Лавок было несколько десятков, и они делились на куренные, то есть собственность отдельных куреней, и гостиные, в которых в мирное время торговали татары и валахи: одни – кожей, восточными тканями, оружием и всякого рода добычей, другие – преимущественно вином. Но гостиные лавки редко бывали заняты, так как в этом разбойничьем гнезде покупка чаще всего превращалась в разбой, от которого не могли удержать толпу ни старшина, ни крамные атаманы. Между лавками стояло также тридцать восемь куренных шинков, а перед ними лежали всегда среди разного сора, щепок, дубовых колод и лошадиного навоза мертвецки пьяные запорожцы, одни в беспробудном сне, другие с пеной у рта, в судорогах или припадках белой горячки; менее пьяные завывали казацкие песни, сплевывали, дрались, целовались, проклиная казацкую судьбу, горюя над казацкой долей и топча ногами головы и груди лежащих. Трезвость требовалась только тогда, когда шли в поход на Русь или на татар, и тогда всех принимавших участие в походе за пьянство карали смертью. Но в обыкновенное время, в особенности на Крамном базаре, почти все были пьяны: и старшина, и крамные[33 - Крам – лавка.] атаманы, и продавец, и покупатель. Кислый запах неочищенной водки в соединении с запахом смолы, рыбы, дыма и конских шкур вечно насыщал воздух всего предместья, которое пестротой своих лавок напоминало турецкое или татарское местечко. Продавалось здесь все, что удавалось награбить в Крыму, Валахии или на Анатолийском побережье: яркие восточные ткани, парча, сукно, ситец, полотно и дерюга, потрескавшиеся железные и медные пушки, кожи, меха, сушеная рыба, вишни и турецкая бакалея, церковная утварь, медные полумесяцы, сорванные с минаретов, и золоченые кресты[34 - Запорожцы во время своих нападений не шадили ничего и никого. До Хмельницкого в Сечи не было совсем церкви: первую построил Хмельницкий; там никого не спрашивали о религии, и все, что говорят о религиозности низовцев, – сказки.], снятые с церквей, порох, холодное оружие, палки для пик и седла. Среди этих предметов и красок вертелись люди, одетые в лохмотья самых разнообразных одежд, летом полунагие, всегда полудикие, закопченные дымом, черные, испачканные в грязи, искусанные огромными комарами, которые мириадами носились над Чертомеликом, и, как было сказано раньше, вечно пьяные.

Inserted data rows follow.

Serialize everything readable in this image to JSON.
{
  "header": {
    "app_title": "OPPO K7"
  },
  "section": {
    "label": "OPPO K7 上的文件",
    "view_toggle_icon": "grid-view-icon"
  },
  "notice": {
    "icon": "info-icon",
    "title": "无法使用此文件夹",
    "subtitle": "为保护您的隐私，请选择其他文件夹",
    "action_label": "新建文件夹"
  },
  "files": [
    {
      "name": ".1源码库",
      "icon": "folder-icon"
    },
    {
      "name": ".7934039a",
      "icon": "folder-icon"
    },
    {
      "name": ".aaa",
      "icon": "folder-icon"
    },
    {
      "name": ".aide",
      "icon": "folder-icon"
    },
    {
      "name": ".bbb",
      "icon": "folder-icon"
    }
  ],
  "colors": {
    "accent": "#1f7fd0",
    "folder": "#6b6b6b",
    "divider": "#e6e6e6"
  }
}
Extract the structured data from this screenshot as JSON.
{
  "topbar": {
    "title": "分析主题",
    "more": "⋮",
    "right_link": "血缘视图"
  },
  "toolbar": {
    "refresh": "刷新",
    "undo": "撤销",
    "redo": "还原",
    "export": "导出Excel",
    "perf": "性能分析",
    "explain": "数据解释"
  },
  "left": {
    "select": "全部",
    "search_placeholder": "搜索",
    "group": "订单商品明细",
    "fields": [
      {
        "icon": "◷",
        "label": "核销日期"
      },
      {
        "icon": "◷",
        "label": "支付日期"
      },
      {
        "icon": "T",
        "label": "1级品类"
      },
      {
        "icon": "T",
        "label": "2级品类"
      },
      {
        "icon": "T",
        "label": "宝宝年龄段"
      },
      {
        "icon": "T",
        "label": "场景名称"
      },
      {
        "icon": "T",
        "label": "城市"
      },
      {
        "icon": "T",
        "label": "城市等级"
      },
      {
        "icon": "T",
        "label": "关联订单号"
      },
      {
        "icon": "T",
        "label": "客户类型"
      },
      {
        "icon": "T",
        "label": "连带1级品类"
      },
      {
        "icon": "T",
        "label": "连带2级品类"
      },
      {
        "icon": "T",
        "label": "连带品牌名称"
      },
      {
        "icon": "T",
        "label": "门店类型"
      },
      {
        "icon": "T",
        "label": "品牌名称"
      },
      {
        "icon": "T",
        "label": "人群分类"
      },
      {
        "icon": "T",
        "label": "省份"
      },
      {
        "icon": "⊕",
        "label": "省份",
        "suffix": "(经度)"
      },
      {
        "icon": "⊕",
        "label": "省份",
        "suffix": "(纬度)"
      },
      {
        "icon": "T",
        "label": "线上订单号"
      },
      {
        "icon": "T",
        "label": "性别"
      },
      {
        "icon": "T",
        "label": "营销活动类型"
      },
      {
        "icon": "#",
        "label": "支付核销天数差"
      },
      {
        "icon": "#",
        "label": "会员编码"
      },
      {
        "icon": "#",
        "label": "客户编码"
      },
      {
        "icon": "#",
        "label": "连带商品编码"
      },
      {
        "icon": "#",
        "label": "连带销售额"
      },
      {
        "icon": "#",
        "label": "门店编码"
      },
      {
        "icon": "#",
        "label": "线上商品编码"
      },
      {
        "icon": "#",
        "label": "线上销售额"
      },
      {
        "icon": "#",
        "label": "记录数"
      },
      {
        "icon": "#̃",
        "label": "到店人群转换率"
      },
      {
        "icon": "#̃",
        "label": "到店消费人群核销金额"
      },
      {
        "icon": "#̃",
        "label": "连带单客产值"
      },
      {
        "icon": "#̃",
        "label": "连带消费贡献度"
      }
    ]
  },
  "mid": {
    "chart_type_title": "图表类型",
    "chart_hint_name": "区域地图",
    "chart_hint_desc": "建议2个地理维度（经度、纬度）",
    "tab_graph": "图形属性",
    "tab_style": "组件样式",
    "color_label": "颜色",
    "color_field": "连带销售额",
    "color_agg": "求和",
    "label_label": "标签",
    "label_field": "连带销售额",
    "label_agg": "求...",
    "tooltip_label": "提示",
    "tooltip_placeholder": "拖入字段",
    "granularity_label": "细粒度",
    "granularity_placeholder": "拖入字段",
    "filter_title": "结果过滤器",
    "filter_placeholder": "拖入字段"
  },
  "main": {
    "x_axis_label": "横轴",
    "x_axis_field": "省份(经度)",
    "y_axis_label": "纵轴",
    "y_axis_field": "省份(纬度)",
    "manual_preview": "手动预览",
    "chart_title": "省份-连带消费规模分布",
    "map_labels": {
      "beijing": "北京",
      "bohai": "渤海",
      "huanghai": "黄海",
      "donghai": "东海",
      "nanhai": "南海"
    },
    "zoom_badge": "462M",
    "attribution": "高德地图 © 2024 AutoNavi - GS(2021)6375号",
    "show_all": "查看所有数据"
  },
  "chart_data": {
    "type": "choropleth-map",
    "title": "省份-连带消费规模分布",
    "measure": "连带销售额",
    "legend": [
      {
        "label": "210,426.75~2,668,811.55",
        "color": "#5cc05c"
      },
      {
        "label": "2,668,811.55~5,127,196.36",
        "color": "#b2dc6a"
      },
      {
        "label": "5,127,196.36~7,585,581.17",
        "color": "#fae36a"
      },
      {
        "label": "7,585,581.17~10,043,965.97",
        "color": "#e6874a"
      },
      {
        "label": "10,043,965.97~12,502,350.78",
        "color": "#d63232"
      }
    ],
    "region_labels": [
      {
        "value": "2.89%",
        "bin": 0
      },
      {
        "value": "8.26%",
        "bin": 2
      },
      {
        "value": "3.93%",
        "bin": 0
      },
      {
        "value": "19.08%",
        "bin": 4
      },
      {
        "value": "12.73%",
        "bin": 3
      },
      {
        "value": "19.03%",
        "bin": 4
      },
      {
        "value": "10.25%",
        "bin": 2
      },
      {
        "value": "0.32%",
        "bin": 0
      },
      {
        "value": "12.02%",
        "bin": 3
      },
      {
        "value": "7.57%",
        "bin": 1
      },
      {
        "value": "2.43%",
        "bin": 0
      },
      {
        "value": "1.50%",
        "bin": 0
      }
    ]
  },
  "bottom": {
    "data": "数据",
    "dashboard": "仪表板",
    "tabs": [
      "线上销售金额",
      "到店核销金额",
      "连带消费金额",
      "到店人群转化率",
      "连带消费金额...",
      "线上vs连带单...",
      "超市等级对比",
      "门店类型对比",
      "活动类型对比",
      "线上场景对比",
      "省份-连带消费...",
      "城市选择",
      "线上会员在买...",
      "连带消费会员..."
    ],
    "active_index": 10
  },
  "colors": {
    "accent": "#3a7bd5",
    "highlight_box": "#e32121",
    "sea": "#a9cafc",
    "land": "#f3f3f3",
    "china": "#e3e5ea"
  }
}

В эту минуту в предместье Гассан-паши было еще больше народу, чем всегда: все лавки и шинки запирались и все спешили на сечевой майдан, где должна была происходить рада. Филипп Захар и Антон Татарчук шли вместе с другими, но последний мешкал и шел лениво, опережаемый толпой. Тревога на его лице отражалась все сильнее. Они прошли уже мост, ведущий через ров, потом ворота и очутились наконец на обширном майдане, окруженном тридцатью восемью большими деревянными постройками, это были курени, нечто вроде военных казарм, где жили казаки. Курени эти были одинаковой величины и ничем не отличались друг от друга, разве только названиями разных украинских городов, имя которых носили и полки. В одном углу майдана возвышался радный дом; в нем заседали атаманы во главе с кошевым, а толпа, так называемое «товарищество», совещалась под открытым небом, то и дело посылая депутации к старшинам, а порою и насильно врываясь в дом и терроризируя раду.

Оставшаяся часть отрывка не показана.